In 1973, fearing a growing culture of death in our country, experts in the fields of science, medicine, medical ethics, constitutional law and religion formed activist groups with the mission of educating the public about abortion, infanticide and euthanasia.
They also became involved in legislative aspects of the issues and called themselves "pro-life," a term they created to encompass all three areas.
This modest beginning of supporters of life has burgeoned into what I believe is probably the largest peaceful protest movement our country has ever seen. Thousands of activist groups speak out not only for the rights of women and children, but also for those who are targeted for medical rationing: the elderly and the handicapped.
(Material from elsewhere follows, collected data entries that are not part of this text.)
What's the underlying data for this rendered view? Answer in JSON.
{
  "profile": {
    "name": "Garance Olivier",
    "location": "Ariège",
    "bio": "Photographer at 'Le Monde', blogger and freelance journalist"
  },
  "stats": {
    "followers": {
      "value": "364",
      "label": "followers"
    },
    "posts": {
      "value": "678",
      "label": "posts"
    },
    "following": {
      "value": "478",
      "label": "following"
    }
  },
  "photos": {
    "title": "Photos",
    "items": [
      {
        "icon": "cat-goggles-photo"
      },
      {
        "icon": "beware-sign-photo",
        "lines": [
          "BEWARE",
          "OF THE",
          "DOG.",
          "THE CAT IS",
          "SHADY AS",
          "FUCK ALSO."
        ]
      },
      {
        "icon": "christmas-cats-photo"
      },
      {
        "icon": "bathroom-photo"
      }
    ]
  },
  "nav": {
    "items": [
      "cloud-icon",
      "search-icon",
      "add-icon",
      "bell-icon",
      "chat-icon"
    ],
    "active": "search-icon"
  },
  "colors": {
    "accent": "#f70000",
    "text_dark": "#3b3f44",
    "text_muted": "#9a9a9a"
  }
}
Undaunted by the economic and political power of the opposition, dedicated grassroots volunteers keep their focus on the fact that innocent human life is destroyed in the process of legally practicing what is called "choice."
Today, the good news is that despite 41 years of legalized abortion, great strides have been made in positive directions. Most people know, thanks to ultrasound, intrauterine surgery, and education from life-supporting groups, that a human being exists inside a pregnant woman -- not a faceless, formless blob of cells.
Polls indicate the majority of Americans (72 percent) believe abortion past viability should not be permitted.
Even the latest white paper, "State Policies on Later Abortions" from the Guttmacher Institute (Planned Parenthood), states, "41 states prohibit some abortions after a certain point in pregnancy."
Hopefully, some day a new court ruling will be created that will allow our most vulnerable citizens their basic right to life.